Lire aussi : L’autre front : la colonisation s’accélère en Cisjordanie

La prise de contrôle de la prison gazaouie s’accompagnera d’une surveillance policière redoublée, de la poursuite de la destruction du patrimoine gazaoui et de l’effacement de la culture palestinienne. Tsahal aura également pour mission de « déradicaliser toutes les institutions religieuses, éducatives et sociales de Gaza ». Le plan entreprend également de démanteler l’agence des Nations Unies pour le soutien des réfugiés palestiniens (UNRWA). Après avoir lancé une campagne calomnieuse contre l’institution, dont une dizaine de membres aurait été impliquée, à divers degrés, dans les attaques d’octobre, Israël, soutenue par les puissances impérialistes qui l’ont définancée, tente de détruire cette institution qui est un vestige de sa mauvaise conscience. Créée spécifiquement pour aider les réfugiés palestiniens, elle conserve la mémoire de quatre-vingts années de colonisation et témoigne du « génocide progressif » selon le mot de l’historien Ilan Pappé mené par l’Etat d’Israël contre le peuple palestinien depuis sa création. Il ne suffit pas à l’Etat colonial de massacrer un peuple et d’exiler ses survivants, il lui faut également l’affamer et lui refuser toute assistance.
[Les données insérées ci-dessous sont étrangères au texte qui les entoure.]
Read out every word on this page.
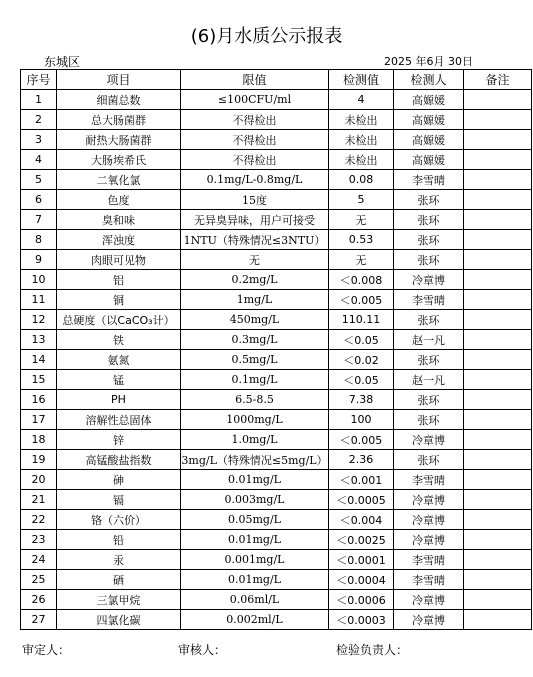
(6)月水质公示报表
东城区	2025 年6月 30日
序号	项目	限值	检测值	检测人	备注
1	细菌总数	≤100CFU/ml	4	高嫄媛	
2	总大肠菌群	不得检出	未检出	高嫄媛	
3	耐热大肠菌群	不得检出	未检出	高嫄媛	
4	大肠埃希氏	不得检出	未检出	高嫄媛	
5	二氧化氯	0.1mg/L-0.8mg/L	0.08	李雪晴	
6	色度	15度	5	张环	
7	臭和味	无异臭异味，用户可接受	无	张环	
8	浑浊度	1NTU（特殊情况≤3NTU）	0.53	张环	
9	肉眼可见物	无	无	张环	
10	铝	0.2mg/L	＜0.008	冷章博	
11	铜	1mg/L	＜0.005	李雪晴	
12	总硬度（以CaCO₃计）	450mg/L	110.11	张环	
13	铁	0.3mg/L	＜0.05	赵一凡	
14	氨氮	0.5mg/L	＜0.02	张环	
15	锰	0.1mg/L	＜0.05	赵一凡	
16	PH	6.5-8.5	7.38	张环	
17	溶解性总固体	1000mg/L	100	张环	
18	锌	1.0mg/L	＜0.005	冷章博	
19	高锰酸盐指数	3mg/L（特殊情况≤5mg/L）	2.36	张环	
20	砷	0.01mg/L	＜0.001	李雪晴	
21	镉	0.003mg/L	＜0.0005	冷章博	
22	铬（六价）	0.05mg/L	＜0.004	冷章博	
23	铅	0.01mg/L	＜0.0025	冷章博	
24	汞	0.001mg/L	＜0.0001	李雪晴	
25	硒	0.01mg/L	＜0.0004	李雪晴	
26	三氯甲烷	0.06ml/L	＜0.0006	冷章博	
27	四氯化碳	0.002ml/L	＜0.0003	冷章博	
审定人：	审核人：	检验负责人：
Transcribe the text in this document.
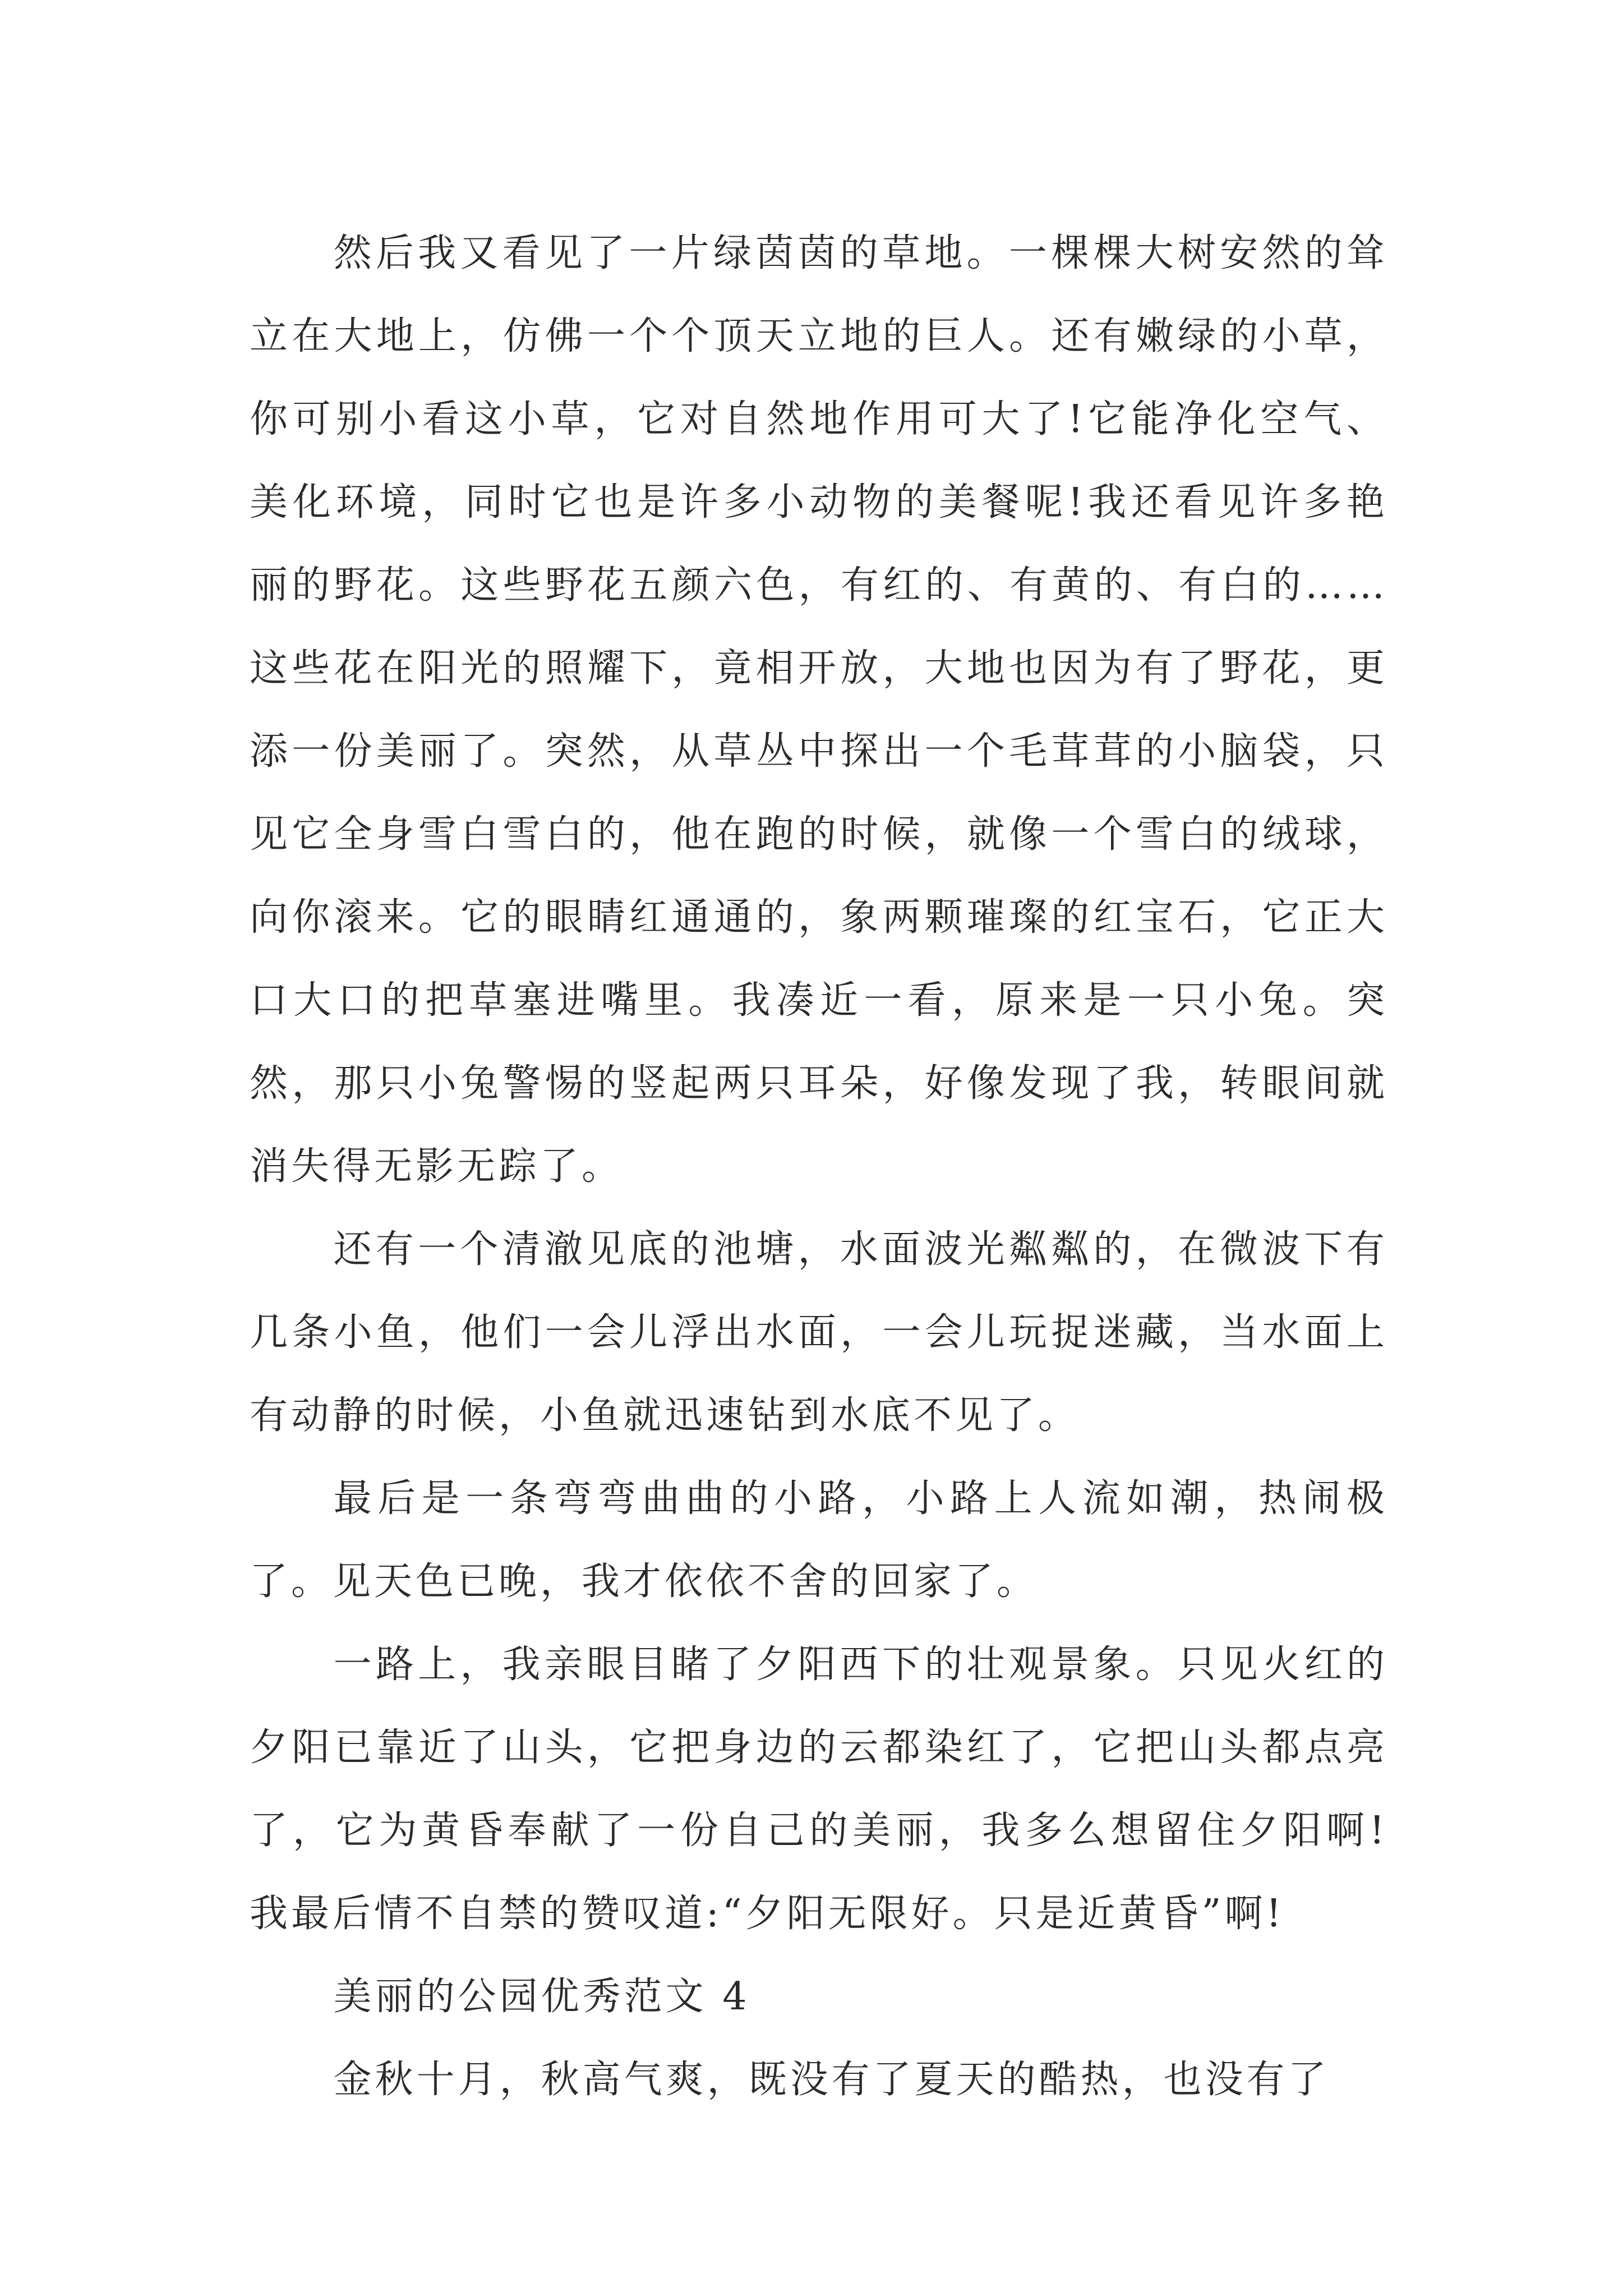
然后我又看见了一片绿茵茵的草地。一棵棵大树安然的耸立在大地上，仿佛一个个顶天立地的巨人。还有嫩绿的小草，你可别小看这小草，它对自然地作用可大了!它能净化空气、美化环境，同时它也是许多小动物的美餐呢!我还看见许多艳丽的野花。这些野花五颜六色，有红的、有黄的、有白的……这些花在阳光的照耀下，竟相开放，大地也因为有了野花，更添一份美丽了。突然，从草丛中探出一个毛茸茸的小脑袋，只见它全身雪白雪白的，他在跑的时候，就像一个雪白的绒球，向你滚来。它的眼睛红通通的，象两颗璀璨的红宝石，它正大口大口的把草塞进嘴里。我凑近一看，原来是一只小兔。突然，那只小兔警惕的竖起两只耳朵，好像发现了我，转眼间就消失得无影无踪了。

还有一个清澈见底的池塘，水面波光粼粼的，在微波下有几条小鱼，他们一会儿浮出水面，一会儿玩捉迷藏，当水面上有动静的时候，小鱼就迅速钻到水底不见了。

最后是一条弯弯曲曲的小路，小路上人流如潮，热闹极了。见天色已晚，我才依依不舍的回家了。

一路上，我亲眼目睹了夕阳西下的壮观景象。只见火红的夕阳已靠近了山头，它把身边的云都染红了，它把山头都点亮了，它为黄昏奉献了一份自己的美丽，我多么想留住夕阳啊!我最后情不自禁的赞叹道:“夕阳无限好。只是近黄昏”啊!

美丽的公园优秀范文 4

金秋十月，秋高气爽，既没有了夏天的酷热，也没有了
D’un point de vue militaire, la création d’une zone tampon entre Gaza et l’Egypte implique de prendre possession de Rafah. Alors que les troupes coloniales de Tsahal rasent, depuis plusieurs mois, des quartiers entiers à Gaza et à Khan Younès, probablement pour faciliter la surveillance de la future zone-tampon, les objectifs du plan exigent de soumettre le dernier refuge de la population gazaouie à un traitement semblable. L’armée israélienne semble appliquer à la lettre le même protocole qu’elle avait exécuté au nord : des bombardements et des attaques de drones préparent l’arrivée des troupes terrestres ; les quartiers sont ensuite nettoyés un par un tandis qu’une partie de la population est ou bien déportée dans des camps d’enfermement ou bien exécutée sur place ; puis, des immeubles entiers sont ensuite détruits lorsque la ville a été vidée de sa population.

Alors que plus d’un million d’exilés ont trouvé refuge dans la ville frontière, toute opération terrestre menacerait de rejeter une partie de la population vers le Sinaï. Tandis qu’Israël intensifie chaque jour ses bombardements, l’Egypte construit à la hâte un camp à ciel ouvert à proximité de la frontière pour palier le risque d’un exode massif hors de Rafah. Sous le regard réticent mais résigné des autorités égyptiennes qui ratifient les ambitions coloniales de Netanyahou, une nouvelle « Nakba » est à l’ordre du jour tandis que la Palestine risque de tomber sous le contrôle total de l’Etat colonial.